Director: Amelia Hashemi
Producer: Helen Dulay
Production Company: Unit 9 Films
Agency: Red Consultancy
Client: EDF Energy
I was asked to be Director of Photography for this virtual reality shoot for EDF energy and their ‘Pretty Curious’ initiative which aims to encourage more girls to study Science Technology Engineering and Maths subjects.
Photo: Claire C – Marine biologist
The film, directed by Amelia Hashemi, was anchored by interviews with three female role models – an engineer, a marine scientist and a computer coder. By filming them in their dynamic work environments and by using the interactive medium that is virtual reality, we hoped to inspire the next generation of female technologists.
Photo: Claire M – Computer coder
As always with VR there are the challenges of operating and synchronising a large number of cameras and managing the data workflow. With such complex rigs, you have to really plan ahead to ensure the the director’s vision can be realised without technical issues slowing things down or dominating the shoot.
Photo: Roma – Structural Engineer
Also whilst we are shooting we are in constant discussion with the post-production supervisor, ensuring that they have everything they require from each setup to stitch the images together seamlessly in post without any holes and with consideration for CGI and the grade.
Photo: Lewis and Mark launch the heavy lift drone
There were some location and logistical challenges too – firstly flying a heavy lift drone over the North Sea to catch sunrise over a field of wind turbines. Later we operated on a research vessel and also flew a smaller drone off the boat. High places also seemed to be a recurring theme with shots required from the top of one of the wind turbines and also from the top of the Shard building in central London.

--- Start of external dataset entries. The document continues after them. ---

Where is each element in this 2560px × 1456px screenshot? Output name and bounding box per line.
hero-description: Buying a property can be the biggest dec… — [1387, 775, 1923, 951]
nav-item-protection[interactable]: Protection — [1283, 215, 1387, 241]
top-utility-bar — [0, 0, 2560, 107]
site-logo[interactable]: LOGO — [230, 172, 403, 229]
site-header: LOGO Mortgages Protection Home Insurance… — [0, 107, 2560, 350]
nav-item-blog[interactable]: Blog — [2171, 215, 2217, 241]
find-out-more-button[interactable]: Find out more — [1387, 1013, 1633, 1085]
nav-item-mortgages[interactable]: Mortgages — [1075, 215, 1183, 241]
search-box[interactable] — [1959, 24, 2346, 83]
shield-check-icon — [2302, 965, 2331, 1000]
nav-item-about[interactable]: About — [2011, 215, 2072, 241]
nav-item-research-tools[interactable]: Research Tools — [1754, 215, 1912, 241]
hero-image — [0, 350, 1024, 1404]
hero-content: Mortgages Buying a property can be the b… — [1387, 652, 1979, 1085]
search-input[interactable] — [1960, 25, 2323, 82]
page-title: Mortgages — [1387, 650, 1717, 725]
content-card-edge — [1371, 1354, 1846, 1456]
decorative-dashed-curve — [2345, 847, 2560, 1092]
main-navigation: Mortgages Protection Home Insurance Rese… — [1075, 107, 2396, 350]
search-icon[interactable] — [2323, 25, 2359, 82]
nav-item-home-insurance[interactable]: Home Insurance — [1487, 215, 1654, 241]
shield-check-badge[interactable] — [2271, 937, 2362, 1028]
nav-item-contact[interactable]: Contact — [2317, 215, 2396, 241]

Photo: The view from the Shard early doors
Photo: Lewis and Zlatan prep the VR rig
Photo: Cramped crew quarters in the research vessel
Photo: Test flight of the small drone from the boat
Photo: Rigging the front of the boat
Lighting interiors was tricky – there is no ‘camera side’, everything is visible, so unless the location is lit from above like a studio or with hidden fixtures, its available light all the way! For one of the office scenes we borrowed every practical fixture we could find from the co-working space to pump some light into the shot. For key scenes we were also able to bounce hidden LED fixtures off the ceiling to raise the levels for the not particularly sensitive cameras. Where I felt we needed extra light or shape on our interviewees, I was sometimes able to leave a light in shot if the post supervisor felt it could be ‘painted out’ easily and within time/budget constraints.